Una faceta oculta del ícono del rock argentino
Seguramente conocés al Indio Solari por su increíble carrera en la música y su impacto en la cultura popular, pero lo que quizás no sabías es que este ícono también tuvo una relación muy especial con el cine. Antes de convertirse en leyenda del rock, el Indio fue un apasionado del séptimo arte, participando en proyectos que todavía generan curiosidad y admiración.
Sus primeros pasos en el cine: películas hechas con lo que había
Todo empezó en los años 70, en plena juventud, cuando el Indio y su amigo Guillermo Beilinson —a quien apodaban el Negro Beilinson— comenzaron a filmar en Super 8. La idea era simple: jugar y aprender, sin grandes presupuestos, con amigos y con lo que tenían a mano. En ese entonces, grabaron un cortometraje llamado Ciclo de cielo sobre viento, en el que participó el propio Indio. La película, de apenas 10 minutos, quedó como un testimonio de esa etapa experimental y llena de ganas de crear.
Un proyecto inspirado en ciencia ficción y en la historia del país
El filme se ambientaba en un futuro distópico, donde la Tierra estaba contaminada y la humanidad vivía bajo tierra en ciudades llamadas «subdades». Cada una de estas ciudades era controlada por una computadora, y en esa atmósfera opresiva, los rebeldes buscaban salir a la superficie para descubrir que el mundo no estaba tan destruido como pensaban. La trama reflejaba, en cierto modo, el clima de represión y encierro que vivía Argentina en 1976, y parecía anticipar una mirada crítica hacia la tecnología y el control social.
Una película que también fue un experimento musical
Lo interesante es que en la misma época, el Indio y Skay, su compañero en Los Redonditos de Ricota, ya estaban experimentando con sonidos y ruidos, mezclando música y efectos para crear ambientes únicos. La banda sonora de Ciclo de cielo sobre viento incluía ruidos, ecos y guitarras distorsionadas, que reflejaban esa búsqueda de un folclore más universal y experimental. De hecho, en esa película se puede escuchar una de las primeras colaboraciones musicales entre ambos, que luego sería clave en su carrera.
La historia y el contexto del filme
El título fue inspirado por el I Ching, un libro chino considerado oracular. La trama, según recortes de diarios de la época, mostraba a unos rebeldes que, cansados de vivir en las ciudades subterráneas controladas por máquinas, decidían salir al exterior y descubrir un mundo que, en realidad, todavía estaba vivo. El Indio, en sus memorias, afirmó que esa historia tenía mucho que ver con la época de represión en Argentina, donde la gente estaba encerrada y sin poder expresarse libremente.
El rodaje y las dificultades
El proceso fue totalmente casero y autogestionado. La filmación se realizó en lugares como Valeria del Mar, donde el Indio vivía por temporadas, y en el Pasaje Rodrigo en La Plata, en casas familiares del equipo.

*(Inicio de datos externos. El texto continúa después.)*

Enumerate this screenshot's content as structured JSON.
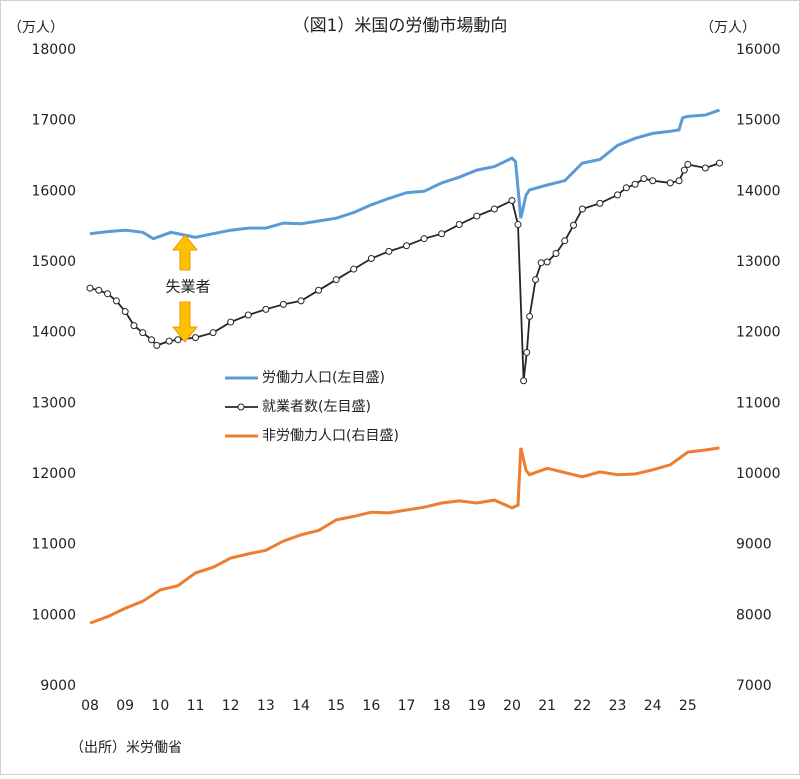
{
  "chart_data": {
    "type": "line",
    "title": "（図1）米国の労働市場動向",
    "y_unit": "（万人）",
    "y2_unit": "（万人）",
    "source": "（出所）米労働省",
    "annotation": "失業者",
    "xlim": [
      2008,
      2026
    ],
    "xticks": [
      {
        "value": 2008,
        "label": "08"
      },
      {
        "value": 2009,
        "label": "09"
      },
      {
        "value": 2010,
        "label": "10"
      },
      {
        "value": 2011,
        "label": "11"
      },
      {
        "value": 2012,
        "label": "12"
      },
      {
        "value": 2013,
        "label": "13"
      },
      {
        "value": 2014,
        "label": "14"
      },
      {
        "value": 2015,
        "label": "15"
      },
      {
        "value": 2016,
        "label": "16"
      },
      {
        "value": 2017,
        "label": "17"
      },
      {
        "value": 2018,
        "label": "18"
      },
      {
        "value": 2019,
        "label": "19"
      },
      {
        "value": 2020,
        "label": "20"
      },
      {
        "value": 2021,
        "label": "21"
      },
      {
        "value": 2022,
        "label": "22"
      },
      {
        "value": 2023,
        "label": "23"
      },
      {
        "value": 2024,
        "label": "24"
      },
      {
        "value": 2025,
        "label": "25"
      }
    ],
    "ylim": [
      9000,
      18000
    ],
    "yticks": [
      9000,
      10000,
      11000,
      12000,
      13000,
      14000,
      15000,
      16000,
      17000,
      18000
    ],
    "y2lim": [
      7000,
      16000
    ],
    "y2ticks": [
      7000,
      8000,
      9000,
      10000,
      11000,
      12000,
      13000,
      14000,
      15000,
      16000
    ],
    "series": [
      {
        "name": "労働力人口(左目盛)",
        "color": "#5b9bd5",
        "marker": false,
        "x": [
          2008,
          2008.5,
          2009,
          2009.5,
          2009.8,
          2010.3,
          2010.7,
          2011,
          2011.5,
          2012,
          2012.5,
          2013,
          2013.5,
          2014,
          2014.5,
          2015,
          2015.5,
          2016,
          2016.5,
          2017,
          2017.5,
          2018,
          2018.5,
          2019,
          2019.5,
          2020,
          2020.1,
          2020.25,
          2020.4,
          2020.5,
          2021,
          2021.5,
          2022,
          2022.5,
          2023,
          2023.5,
          2024,
          2024.5,
          2024.75,
          2024.85,
          2025,
          2025.5,
          2025.9
        ],
        "values": [
          15400,
          15430,
          15450,
          15420,
          15330,
          15420,
          15380,
          15350,
          15400,
          15450,
          15480,
          15480,
          15550,
          15540,
          15580,
          15620,
          15700,
          15810,
          15900,
          15980,
          16000,
          16120,
          16200,
          16300,
          16350,
          16470,
          16420,
          15620,
          15950,
          16020,
          16090,
          16150,
          16400,
          16450,
          16650,
          16750,
          16820,
          16850,
          16870,
          17040,
          17060,
          17080,
          17150
        ]
      },
      {
        "name": "就業者数(左目盛)",
        "color": "#262626",
        "marker": true,
        "x": [
          2008,
          2008.25,
          2008.5,
          2008.75,
          2009,
          2009.25,
          2009.5,
          2009.75,
          2009.9,
          2010.25,
          2010.5,
          2011,
          2011.5,
          2012,
          2012.5,
          2013,
          2013.5,
          2014,
          2014.5,
          2015,
          2015.5,
          2016,
          2016.5,
          2017,
          2017.5,
          2018,
          2018.5,
          2019,
          2019.5,
          2020,
          2020.17,
          2020.33,
          2020.42,
          2020.5,
          2020.67,
          2020.83,
          2021,
          2021.25,
          2021.5,
          2021.75,
          2022,
          2022.5,
          2023,
          2023.25,
          2023.5,
          2023.75,
          2024,
          2024.5,
          2024.75,
          2024.9,
          2025,
          2025.5,
          2025.9
        ],
        "values": [
          14630,
          14600,
          14550,
          14450,
          14300,
          14100,
          14000,
          13900,
          13820,
          13880,
          13900,
          13930,
          14000,
          14150,
          14250,
          14330,
          14400,
          14450,
          14600,
          14750,
          14900,
          15050,
          15150,
          15230,
          15330,
          15400,
          15530,
          15650,
          15750,
          15870,
          15530,
          13320,
          13720,
          14230,
          14750,
          14990,
          15000,
          15120,
          15300,
          15520,
          15750,
          15830,
          15950,
          16050,
          16100,
          16180,
          16150,
          16120,
          16150,
          16300,
          16380,
          16330,
          16400
        ]
      },
      {
        "name": "非労働力人口(右目盛)",
        "color": "#ed7d31",
        "marker": false,
        "axis": "y2",
        "x": [
          2008,
          2008.5,
          2009,
          2009.5,
          2010,
          2010.5,
          2011,
          2011.5,
          2012,
          2012.5,
          2013,
          2013.5,
          2014,
          2014.5,
          2015,
          2015.5,
          2016,
          2016.5,
          2017,
          2017.5,
          2018,
          2018.5,
          2019,
          2019.5,
          2020,
          2020.17,
          2020.25,
          2020.4,
          2020.5,
          2021,
          2021.5,
          2022,
          2022.5,
          2023,
          2023.5,
          2024,
          2024.5,
          2025,
          2025.5,
          2025.9
        ],
        "values": [
          7890,
          7980,
          8100,
          8200,
          8360,
          8420,
          8600,
          8680,
          8810,
          8870,
          8920,
          9050,
          9140,
          9200,
          9350,
          9400,
          9460,
          9450,
          9490,
          9530,
          9590,
          9620,
          9590,
          9630,
          9520,
          9560,
          10370,
          10050,
          9990,
          10080,
          10020,
          9960,
          10030,
          9990,
          10000,
          10060,
          10130,
          10310,
          10340,
          10370
        ]
      }
    ]
  }
}
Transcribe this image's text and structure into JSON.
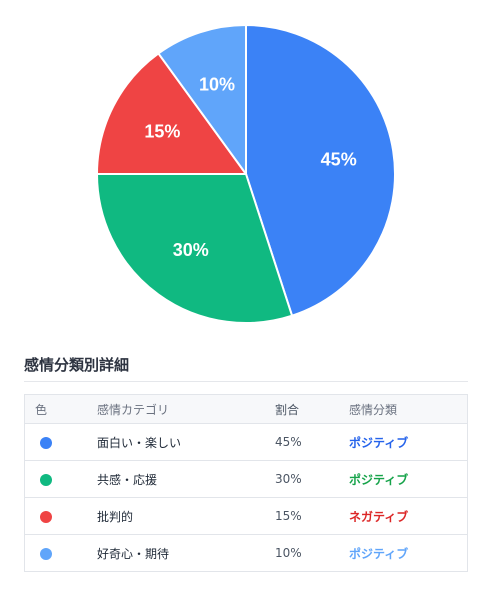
{
  "chart_data": {
    "type": "pie",
    "categories": [
      "面白い・楽しい",
      "共感・応援",
      "批判的",
      "好奇心・期待"
    ],
    "values": [
      45,
      30,
      15,
      10
    ],
    "labels": [
      "45%",
      "30%",
      "15%",
      "10%"
    ],
    "colors": [
      "#3b82f6",
      "#10b981",
      "#ef4444",
      "#60a5fa"
    ],
    "start": "12 o'clock",
    "direction": "clockwise"
  },
  "section": {
    "title": "感情分類別詳細"
  },
  "table": {
    "headers": {
      "color": "色",
      "category": "感情カテゴリ",
      "ratio": "割合",
      "sentiment": "感情分類"
    },
    "rows": [
      {
        "dot_color": "#3b82f6",
        "category": "面白い・楽しい",
        "ratio": "45%",
        "sentiment": "ポジティブ",
        "sentiment_color": "#2563eb"
      },
      {
        "dot_color": "#10b981",
        "category": "共感・応援",
        "ratio": "30%",
        "sentiment": "ポジティブ",
        "sentiment_color": "#16a34a"
      },
      {
        "dot_color": "#ef4444",
        "category": "批判的",
        "ratio": "15%",
        "sentiment": "ネガティブ",
        "sentiment_color": "#dc2626"
      },
      {
        "dot_color": "#60a5fa",
        "category": "好奇心・期待",
        "ratio": "10%",
        "sentiment": "ポジティブ",
        "sentiment_color": "#60a5fa"
      }
    ]
  }
}
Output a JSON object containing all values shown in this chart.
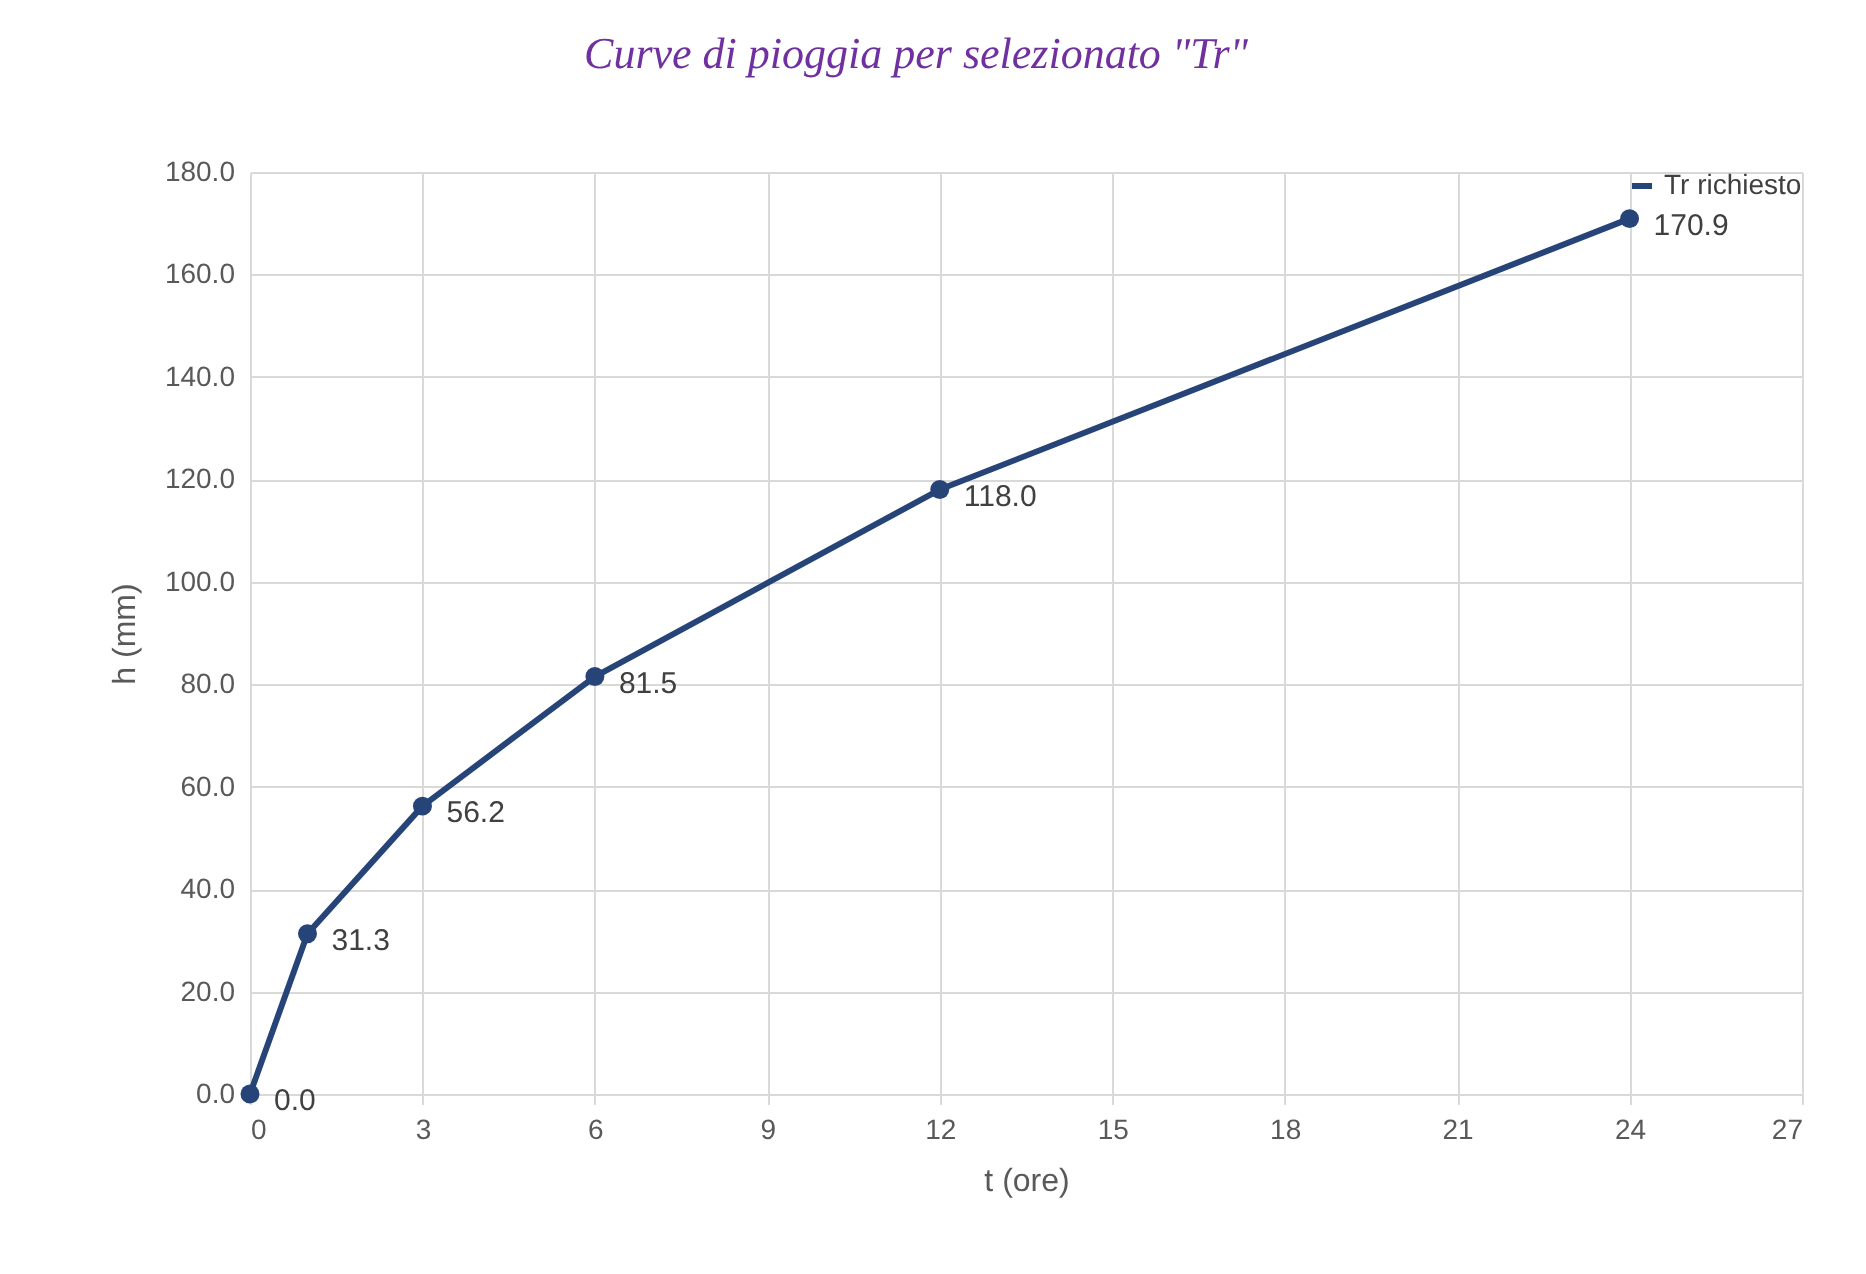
{
  "chart_data": {
    "type": "line",
    "title": "Curve di pioggia per selezionato \"Tr\"",
    "xlabel": "t (ore)",
    "ylabel": "h (mm)",
    "x": [
      0,
      1,
      3,
      6,
      12,
      24
    ],
    "series": [
      {
        "name": "Tr richiesto",
        "color": "#264478",
        "values": [
          0,
          31.3,
          56.2,
          81.5,
          118.0,
          170.9
        ],
        "value_labels": [
          "0.0",
          "31.3",
          "56.2",
          "81.5",
          "118.0",
          "170.9"
        ]
      }
    ],
    "xlim": [
      0,
      27
    ],
    "xticks": [
      0,
      3,
      6,
      9,
      12,
      15,
      18,
      21,
      24,
      27
    ],
    "ylim": [
      0,
      180
    ],
    "yticks": [
      {
        "value": 0,
        "label": "0.0"
      },
      {
        "value": 20,
        "label": "20.0"
      },
      {
        "value": 40,
        "label": "40.0"
      },
      {
        "value": 60,
        "label": "60.0"
      },
      {
        "value": 80,
        "label": "80.0"
      },
      {
        "value": 100,
        "label": "100.0"
      },
      {
        "value": 120,
        "label": "120.0"
      },
      {
        "value": 140,
        "label": "140.0"
      },
      {
        "value": 160,
        "label": "160.0"
      },
      {
        "value": 180,
        "label": "180.0"
      }
    ],
    "grid": true,
    "legend": "top right",
    "marker": "circle",
    "line_style": "solid"
  }
}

La familia del propio Indio, dueña de un centro comercial, permitió que filmaran en locales y sótanos, lo que facilitó la producción. Guillermo Beilinson, además de dirigir, se puso a trabajar en una estampería de telas para financiar la película, y en ese taller también participó Rocambole, que más tarde sería el responsable del diseño visual de la banda.
Una experiencia de amistad y creatividad
Para el Indio, esa etapa fue más que un simple rodaje: fue una experiencia llena de sentido, donde amigos se unieron para crear algo propio, sin presiones ni compromisos comerciales. En sus memorias, recuerda esa época como una etapa de felicidad y libertad, donde la creatividad fluía de manera natural y sin restricciones.
¿Qué pasó con la película?
Aunque Ciclo de cielo sobre viento no se conservó completo, y hoy solo quedan fragmentos en YouTube, esa obra marcó el inicio de una relación profunda del Indio con el cine. Además, fue la base para otras experiencias audiovisuales y experimentos visuales en las que participó, como el cortometraje Celos o proyectos como Frazin cazador y El sueño de Onia. Muchas de esas producciones se proyectaban en lugares alternativos como El Club del Bucle, un centro cultural underground donde se hacían proyecciones, fiestas y encuentros literarios.
El origen de una leyenda multifacética
Todo esto demuestra que el Indio Solari fue mucho más que un cantante. Fue un artista integral que experimentó con diferentes formas de expresión y que en sus memorias dejó un testimonio de esa faceta oculta. Aunque la película completa se perdió en el tiempo, su espíritu de creador y su pasión por el cine siguen siendo parte de su legado y de la historia del rock argentino.